Calculating density involves dividing mass by volume. Specifically for a cube, its volume is determined by raising the length of its side to the third power:

• Density formula: \( \rho = \frac{m}{V} \)
• Cube volume formula: \( V = l^3 \)

Thus, the density \( \rho \) becomes \( \rho = \frac{m}{l^3} \). Given these equations, we see how errors in measurement can propagate. The mass and length measurements directly influence the outcome. In practical experiments, it is important to measure both properties accurately, especially since the density formula's dependence on volume means even small errors in length can have a large effect on the calculated density.

Error propagation is the process by which errors in measurements of quantities contribute to uncertainty in a calculated result. In our density calculation, each measurement error - that of the mass and the side length - affects the final outcome differently.
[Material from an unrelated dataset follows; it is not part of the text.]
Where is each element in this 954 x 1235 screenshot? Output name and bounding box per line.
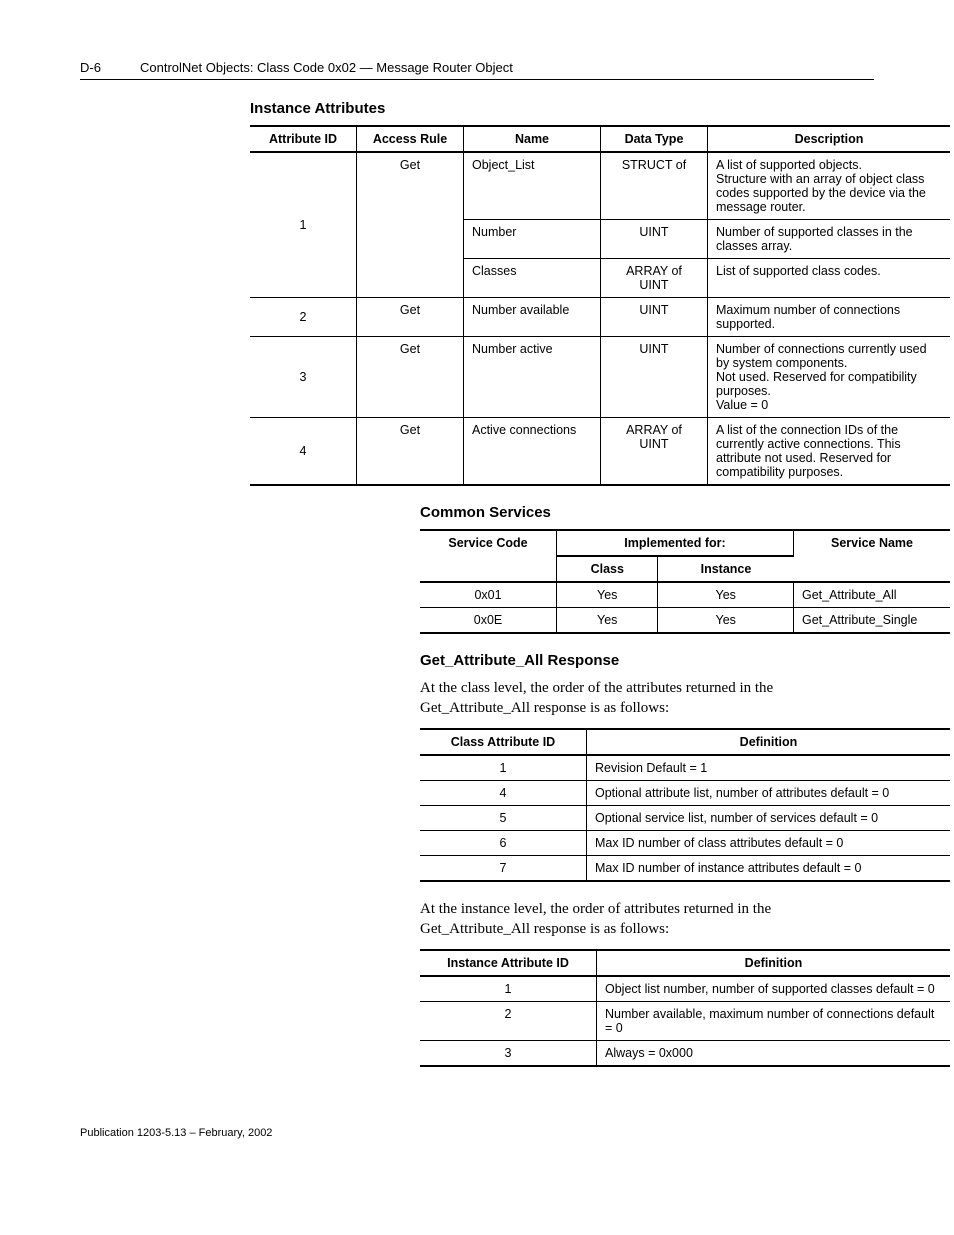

To calculate the propagated error in density, we consider how these individual errors mathematically combine:

• We start with relative errors: \( \frac{d\rho}{\rho} = \frac{dm}{m} - 3 \frac{dl}{l} \)
• The mass's error contributes directly to the density error.
• The length's error, affecting volume, multiplies by 3 because volume depends on the cube of the length.

When we plug in the percentage errors (3% for mass and 2% for length), we calculate that these contribute to a 9% maximum overall error in density. Even when errors appear to be small percentages, their influence is magnified in calculations like these. By understanding error propagation, we better understand how potential inaccuracies in measurement affect science and engineering calculations.